On March 4, 2013, BofA/Merrill Lynch upgraded MRK from neutral to buy. Analysts have a mean target price of $48.37 and a median target price of $47.00 for MRK. Analysts are estimating an EPS of $0.78 for the current quarter ending in March 2013. For 2013, analysts are projecting an EPS of $3.64 with revenue of $46.29B, which is 2.10% lower than 2012. On February 26, 2013, Merck had declared a quarterly dividend of $0.43 per share for Q2, 2013, payable on April 5, 2013 to stockholders of record at the close of business on March 15, 2013.
In February, 2013, Merck had entered into an agreement with Samsung Bioepis Co., Ltd. for the development and commercialization of several pre-specified and undisclosed biosimilar candidates, where Merck will be responsible for commercialization. According to Zacks, Merck is looking towards biosimilars to drive long-term growth, where the biosimilars market represents huge commercial opportunity with more than $60B of biologic sales slated to lose patent protection through 2017.

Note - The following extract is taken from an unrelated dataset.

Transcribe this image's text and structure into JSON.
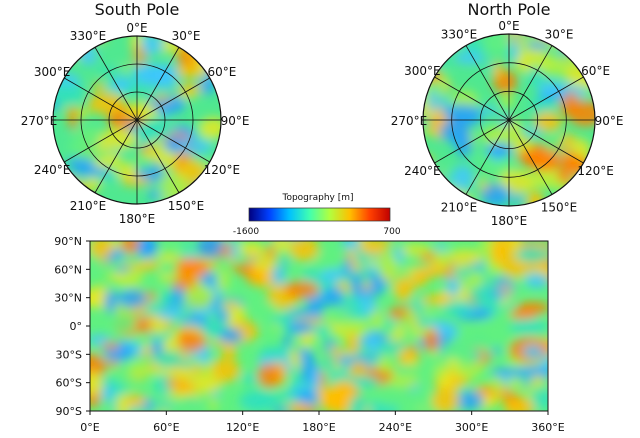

There are a few positive factors for MRK:
- Higher revenue growth (3 year average) of 19.9 (vs. the industry average of 6.9)
- Lower debt/equity of 0.3 (vs. the average of 0.4)

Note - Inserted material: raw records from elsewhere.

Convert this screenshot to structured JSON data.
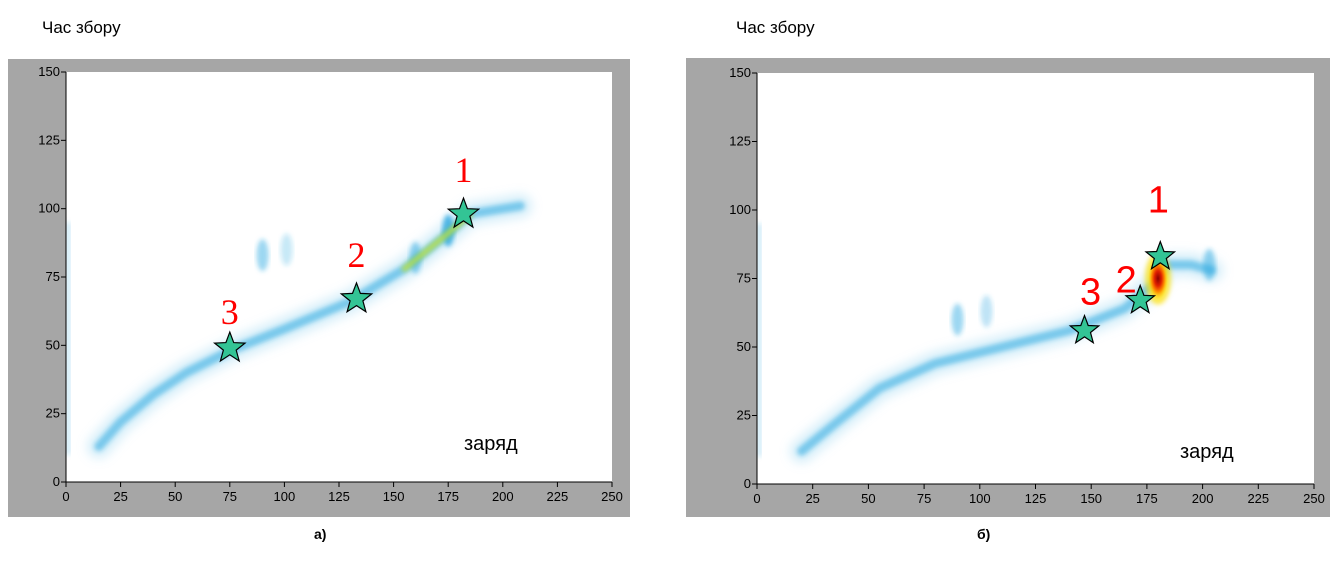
{
  "chart_data": [
    {
      "type": "heatmap",
      "ylabel": "Час збору",
      "xlabel": "заряд",
      "caption": "а)",
      "xlim": [
        0,
        250
      ],
      "ylim": [
        0,
        150
      ],
      "xticks": [
        0,
        25,
        50,
        75,
        100,
        125,
        150,
        175,
        200,
        225,
        250
      ],
      "yticks": [
        0,
        25,
        50,
        75,
        100,
        125,
        150
      ],
      "grid": false,
      "colors": {
        "frame": "#a6a6a6",
        "low": "#8fd0f0",
        "mid": "#29a7e0",
        "high": "#ffe000",
        "peak": "#8b0000",
        "marker": "#33c495",
        "label": "#ff0000"
      },
      "markers": [
        {
          "label": "1",
          "x": 182,
          "y": 98
        },
        {
          "label": "2",
          "x": 133,
          "y": 67
        },
        {
          "label": "3",
          "x": 75,
          "y": 49
        }
      ],
      "ridge": [
        [
          15,
          13
        ],
        [
          25,
          22
        ],
        [
          40,
          32
        ],
        [
          55,
          40
        ],
        [
          75,
          48
        ],
        [
          100,
          56
        ],
        [
          130,
          66
        ],
        [
          155,
          78
        ],
        [
          175,
          91
        ],
        [
          185,
          98
        ],
        [
          200,
          100
        ],
        [
          208,
          101
        ]
      ],
      "blobs": [
        {
          "x": 90,
          "y": 83,
          "i": 0.45
        },
        {
          "x": 101,
          "y": 85,
          "i": 0.25
        },
        {
          "x": 160,
          "y": 82,
          "i": 0.5
        },
        {
          "x": 175,
          "y": 92,
          "i": 0.8
        }
      ]
    },
    {
      "type": "heatmap",
      "ylabel": "Час збору",
      "xlabel": "заряд",
      "caption": "б)",
      "xlim": [
        0,
        250
      ],
      "ylim": [
        0,
        150
      ],
      "xticks": [
        0,
        25,
        50,
        75,
        100,
        125,
        150,
        175,
        200,
        225,
        250
      ],
      "yticks": [
        0,
        25,
        50,
        75,
        100,
        125,
        150
      ],
      "grid": false,
      "colors": {
        "frame": "#a6a6a6",
        "low": "#8fd0f0",
        "mid": "#29a7e0",
        "high": "#ffe000",
        "peak": "#8b0000",
        "marker": "#33c495",
        "label": "#ff0000"
      },
      "markers": [
        {
          "label": "1",
          "x": 181,
          "y": 83
        },
        {
          "label": "2",
          "x": 172,
          "y": 67
        },
        {
          "label": "3",
          "x": 147,
          "y": 56
        }
      ],
      "ridge": [
        [
          20,
          12
        ],
        [
          35,
          22
        ],
        [
          55,
          35
        ],
        [
          80,
          44
        ],
        [
          110,
          50
        ],
        [
          140,
          56
        ],
        [
          165,
          64
        ],
        [
          178,
          73
        ],
        [
          184,
          80
        ],
        [
          195,
          80
        ],
        [
          204,
          78
        ]
      ],
      "blobs": [
        {
          "x": 90,
          "y": 60,
          "i": 0.45
        },
        {
          "x": 103,
          "y": 63,
          "i": 0.3
        },
        {
          "x": 203,
          "y": 80,
          "i": 0.5
        }
      ],
      "hot": {
        "x": 180,
        "y": 75
      }
    }
  ]
}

- Lower P/B and P/S of 2.4 and 2.8 (vs. the industry averages of 3.1 and 2.9)
- Lower Forward P/E of 11.2 (vs. the S&P 500's average of 14.0)
- MRK currently offers an annual dividend of 3.97%
Technically, the MACD (12, 26, 9) indicator is showing a bullish trend. The momentum indicator, RSI (14), is showing a bullish lean at 59.82. MRK is currently trading above its 50-day MA of $42.25 and 200-day MA of $42.34. The next resistance is $43.85, the R1 pivot point, followed by $44.96, the R2 pivot point, as seen from the chart below.
How to Invest
MRK continues to be a great long-term holding with its solid balance sheet and steady cash flow. With current Forward P/E of 11.2, MRK is undervalued compared to its peers. For bullish investors, a credit put option spread of May 18, 2013 $39/$41 put can be reviewed. Investors can also review the following ETFs to gain exposure to MRK:
- Health Care Select Sector SPDR ETF (NYSEARCA:XLV), 7.99% weighting
- First Trust Morningstar Dividend Leaders Index Fund (NYSEARCA:FDL), 7.90% weighting
- iShares Dow Jones U.S. Pharmaceutical Index Fund (NYSEARCA:IHE), 7.72% weighting
- iShares Dow Jones U.S. Healthcare Index Fund (NYSEARCA:IYH), 7.46% weighting
- Vanguard Healthcare ETF (NYSEARCA:VHT), 7.38% weighting
Note: All prices are quoted from the closing of March 4, 2013. Investors and traders are recommended to do their own due diligence and research before making any trading/investing decisions.
Disclosure: I am long MRK. I wrote this article myself, and it expresses my own opinions. I am not receiving compensation for it (other than from Seeking Alpha). I have no business relationship with any company whose stock is mentioned in this article.